Ann Pickering, the HR director for O2, uses the same concept when hiring people:

‘Take that cadre of people we call “digital natives”. They have grown up with the internet; they have grown up with smartphones; they don’t know what went before, that’s just the way they’ve grown up, and they’re our future. They are our future for O2 too because that’s what our customer base is looking like now.

‘So we brought in these people who have changed our demographics. Our age profile now across the company is around about 40 per cent under 30. The average age used to be about 43. They learn differently, they crowdsource, they use websites and get their information in a very different way. So bringing them in and asking them to challenge the way we do things has really made a big difference, because they just think completely differently.’

Many organizations participate in surveys like ‘Great Place to Work’ and benchmark themselves very seriously against the other brands in the database.

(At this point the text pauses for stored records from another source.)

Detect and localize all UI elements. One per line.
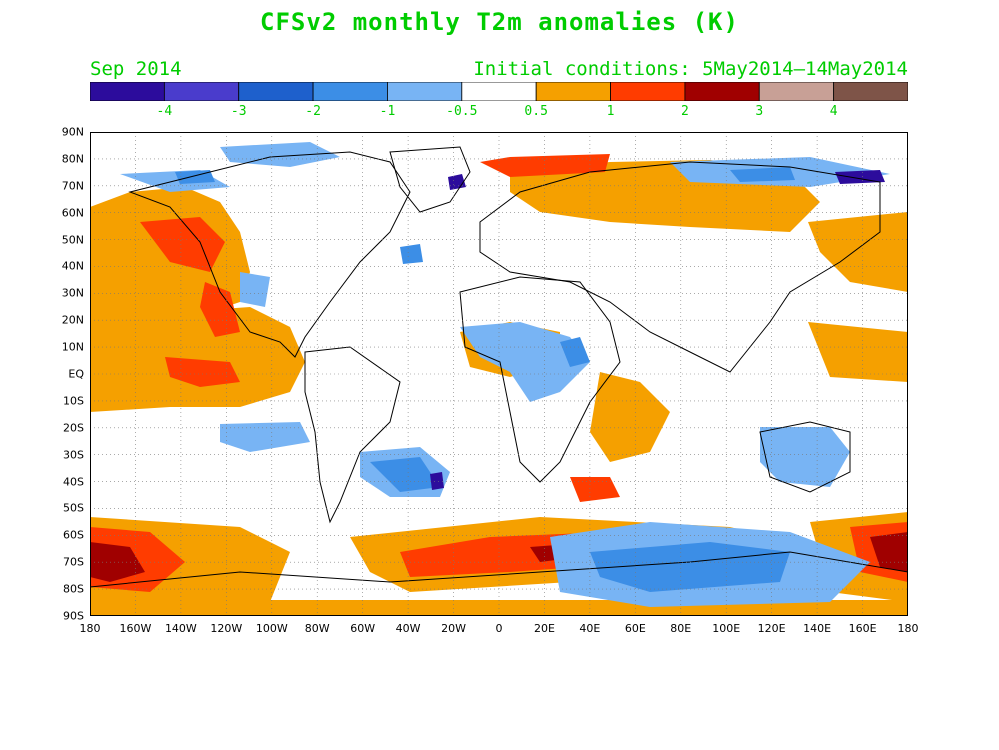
colorbar-swatch: [163, 82, 240, 101]
longitude-label: 180: [897, 622, 919, 635]
colorbar-tick-label: -4: [156, 104, 173, 119]
colorbar-swatch: [535, 82, 611, 101]
latitude-label: 60S: [63, 528, 84, 542]
colorbar-swatch: [238, 82, 314, 101]
latitude-label: 80S: [63, 582, 84, 596]
longitude-label: 100E: [712, 622, 741, 635]
longitude-label: 180: [79, 622, 101, 635]
latitude-label: 20N: [61, 313, 84, 327]
longitude-label: 80W: [304, 622, 330, 635]
longitude-label: 60W: [350, 622, 376, 635]
colorbar-swatch: [610, 82, 686, 101]
colorbar-swatch: [833, 82, 908, 101]
longitude-label: 40W: [395, 622, 421, 635]
latitude-label: 80N: [61, 152, 84, 166]
colorbar-tick-label: -2: [305, 104, 321, 119]
colorbar-tick-label: -3: [230, 104, 247, 119]
latitude-label: 70N: [61, 179, 84, 193]
latitude-label: 10S: [63, 394, 84, 408]
map-frame: [90, 132, 908, 616]
map-title: CFSv2 monthly T2m anomalies (K): [260, 8, 739, 36]
latitude-label: 40N: [61, 259, 84, 273]
latitude-label: 50S: [63, 501, 84, 515]
colorbar-swatch: [312, 82, 388, 101]
latitude-label: 60N: [61, 206, 84, 220]
longitude-label: 80E: [670, 622, 692, 635]
longitude-label: 60E: [624, 622, 646, 635]
longitude-label: 40E: [579, 622, 601, 635]
moderate-cool-regions: [175, 167, 795, 592]
colorbar-swatch: [461, 82, 537, 101]
deep-cool-regions: [430, 170, 885, 490]
latitude-label: 40S: [63, 475, 84, 489]
latitude-label: 30N: [61, 286, 84, 300]
longitude-label: 0: [495, 622, 503, 635]
colorbar-tick-label: -1: [379, 104, 396, 119]
colorbar-tick-label: 4: [829, 104, 838, 119]
latitude-label: 30S: [63, 448, 84, 462]
colorbar-tick-label: 1: [606, 104, 615, 119]
latitude-label: 70S: [63, 555, 84, 569]
longitude-label: 120W: [210, 622, 243, 635]
gridlines: [90, 132, 908, 616]
latitude-label: 10N: [61, 340, 84, 354]
longitude-label: 160E: [848, 622, 877, 635]
coastlines: [90, 146, 908, 588]
longitude-label: 20W: [441, 622, 466, 635]
longitude-label: 20E: [533, 622, 555, 635]
colorbar-tick-label: -0.5: [446, 104, 478, 119]
latitude-label: 20S: [63, 421, 84, 435]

http://www.greatplacetowork.net/home

We are strong advocates of this because we believe that engaged employees make for strong companies. However, having said this, as we have already stated, strong brands have unique cultures and whilst there are many generic attributes that describe a great employee experience – trust, pride, enjoyable work, among others – the mix will vary from brand to brand. Similarly, what employees value can vary from organization to organization depending on their generation, the nature of the industry and the brand. For example, Patagonia employees value the time and opportunity for adventure, Topshop sales advisors value their ability to buy great fashion at a discount, and Apple employees probably enjoy getting hands-on with the latest technology. For this reason, our Employee Experience Survey is built around our ‘Organizational Alignment Model’ (see the On Purpose toolkit). This measures both importance and performance of a number of attributes and compares the employee experience against what they value and what the organization is striving to achieve, allowing the context to inform the findings.